South Island company index rallies

South Island listed companies have rallied from a mid-year slump to notch up a 8.5% - or total $348 million - gain in the market capitalisations of the combined 30 companies.

The Deloitte South Island Index revealed that for the quarter to September the index had more than regained the losses of the previous quarter and was well up on the same period last year.

Of the 30 companies, 60% (18) saw a rise in market capitalisation, 20% (6) maintained their capitalisation and the other 20% registered a decline.

In dollar value, hard coking coal miner Pike River Coal made a $101 million, or 28.5%, gain in its capitalisation, while in percentage terms, New Zealand Farming Systems Uruguay was up 50%, with a $51.3 million gain and Skellerup Holdings up 38.2%, or $49.7 million.

The Deloitte South Island Index market capitalisation of $4.45 billion was $891 million higher than at September 2009, corporate finance partner in Deloittes Christchurch office Paul Munro said in a statement yesterday.

"South Island listed companies have mostly rebounded from a mid-year slump but the retail sector continues its decline," he said.

Pike River exported its second shipment of coal but its share price had softened since, after it announced a downgrade of as much as 45% in forecast coal production, because of problems developing underground service roads in its tunnel.

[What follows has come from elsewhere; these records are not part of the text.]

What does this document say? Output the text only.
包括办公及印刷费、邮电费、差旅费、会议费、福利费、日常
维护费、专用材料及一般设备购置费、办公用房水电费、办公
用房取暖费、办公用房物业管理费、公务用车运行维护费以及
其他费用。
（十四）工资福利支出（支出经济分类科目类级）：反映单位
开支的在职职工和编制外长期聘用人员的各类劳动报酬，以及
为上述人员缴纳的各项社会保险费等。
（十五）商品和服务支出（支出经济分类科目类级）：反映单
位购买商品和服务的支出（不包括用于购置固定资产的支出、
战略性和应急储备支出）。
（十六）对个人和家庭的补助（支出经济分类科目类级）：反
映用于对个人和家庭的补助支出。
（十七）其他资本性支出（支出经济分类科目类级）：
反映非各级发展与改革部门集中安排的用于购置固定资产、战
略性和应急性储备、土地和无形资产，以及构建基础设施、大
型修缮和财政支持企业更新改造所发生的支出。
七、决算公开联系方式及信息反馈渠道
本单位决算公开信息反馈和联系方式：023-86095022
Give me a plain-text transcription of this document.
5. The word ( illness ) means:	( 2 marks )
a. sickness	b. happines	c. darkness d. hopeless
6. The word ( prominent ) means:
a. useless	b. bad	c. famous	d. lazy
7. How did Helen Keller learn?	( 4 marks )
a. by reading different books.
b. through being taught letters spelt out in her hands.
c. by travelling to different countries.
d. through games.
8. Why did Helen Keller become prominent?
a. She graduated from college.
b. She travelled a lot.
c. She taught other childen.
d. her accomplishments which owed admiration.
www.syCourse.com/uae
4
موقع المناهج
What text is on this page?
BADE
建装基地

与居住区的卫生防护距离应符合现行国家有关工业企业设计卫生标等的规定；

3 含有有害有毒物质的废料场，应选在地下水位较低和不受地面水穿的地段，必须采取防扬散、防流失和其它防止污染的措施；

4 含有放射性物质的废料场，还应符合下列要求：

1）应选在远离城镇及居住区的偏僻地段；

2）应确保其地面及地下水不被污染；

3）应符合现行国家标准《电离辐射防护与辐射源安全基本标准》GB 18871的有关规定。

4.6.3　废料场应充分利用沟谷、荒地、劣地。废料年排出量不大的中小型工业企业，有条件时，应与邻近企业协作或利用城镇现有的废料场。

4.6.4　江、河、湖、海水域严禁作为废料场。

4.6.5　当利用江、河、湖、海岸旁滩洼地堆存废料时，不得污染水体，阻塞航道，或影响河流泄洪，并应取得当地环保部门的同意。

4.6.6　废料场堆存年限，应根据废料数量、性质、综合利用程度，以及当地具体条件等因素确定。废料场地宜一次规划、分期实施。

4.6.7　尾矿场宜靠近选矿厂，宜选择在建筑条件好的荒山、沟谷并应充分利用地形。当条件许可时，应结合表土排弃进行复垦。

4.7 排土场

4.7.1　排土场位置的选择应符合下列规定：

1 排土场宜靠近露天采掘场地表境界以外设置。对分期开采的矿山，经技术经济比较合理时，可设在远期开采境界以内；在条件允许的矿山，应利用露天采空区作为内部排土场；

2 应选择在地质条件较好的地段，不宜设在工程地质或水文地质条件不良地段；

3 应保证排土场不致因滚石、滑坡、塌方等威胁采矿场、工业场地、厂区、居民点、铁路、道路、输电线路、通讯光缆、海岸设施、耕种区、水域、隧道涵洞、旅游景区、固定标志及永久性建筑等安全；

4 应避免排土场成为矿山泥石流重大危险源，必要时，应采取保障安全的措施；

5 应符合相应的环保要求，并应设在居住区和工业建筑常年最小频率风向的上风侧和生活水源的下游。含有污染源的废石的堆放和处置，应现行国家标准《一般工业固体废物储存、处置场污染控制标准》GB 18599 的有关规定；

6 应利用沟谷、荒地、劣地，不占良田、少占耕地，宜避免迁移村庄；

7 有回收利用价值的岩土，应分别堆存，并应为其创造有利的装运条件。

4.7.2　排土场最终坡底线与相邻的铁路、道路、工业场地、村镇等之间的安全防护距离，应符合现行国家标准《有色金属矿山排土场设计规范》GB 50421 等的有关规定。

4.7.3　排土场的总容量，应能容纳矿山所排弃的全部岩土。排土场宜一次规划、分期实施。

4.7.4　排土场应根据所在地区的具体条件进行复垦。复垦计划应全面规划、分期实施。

Farming Systems' gain went in tandem with the successful $120.3 million takeover of the Uruguayan dairying company by Singapore-based Olam International, which is expected to inject a further $60 million into the cash-poor business, while Skellerup rebounded following an improved second-half performance.

Mr Munro said the Christchurch earthquake and failure of South Canterbury Finance did not appear to have had an immediate impact on the trading performance of South Island companies.

The index recorded a 4.9% increase during the month of September.

"There may be a dip in the short term as damages continue to be assessed, but it is likely growth will pick up next year as rebuilding gets into full swing," Mr Munro said.

However, he cautioned that the Deloitte index did not reflect the recent New Zealand Institute of Economic Research survey which indicated a drop in business confidence and activity in New Zealand, although this may be borne out in the next quarter.

"The South Island has fared particularly well this quarter but it would be a brave man who would predict a similar increase in the year's final quarter," Mr Munro said.

In terms of sector movements, almost all sectors experienced growth in market capitalisation for the quarter, with primary sector companies leading the way with a 19.9% improvement.

Mr Munro said the South Island would continue to be influenced by the strength of the global recovery, and that of the wider New Zealand economy, but the important primary sector continued to show signs of a turnaround.

The retail sector fell by 6.8% during the quarter. The decline in retailing followed a poor performance in the previous quarter, which amounts to a 22.3% decline during the past six months, he said.

The most significant index decline was experienced by Kathmandu Holdings Ltd, which lost 7%, or $30 million, of its market capitalisation in the quarter, after falling short of its earnings forecast.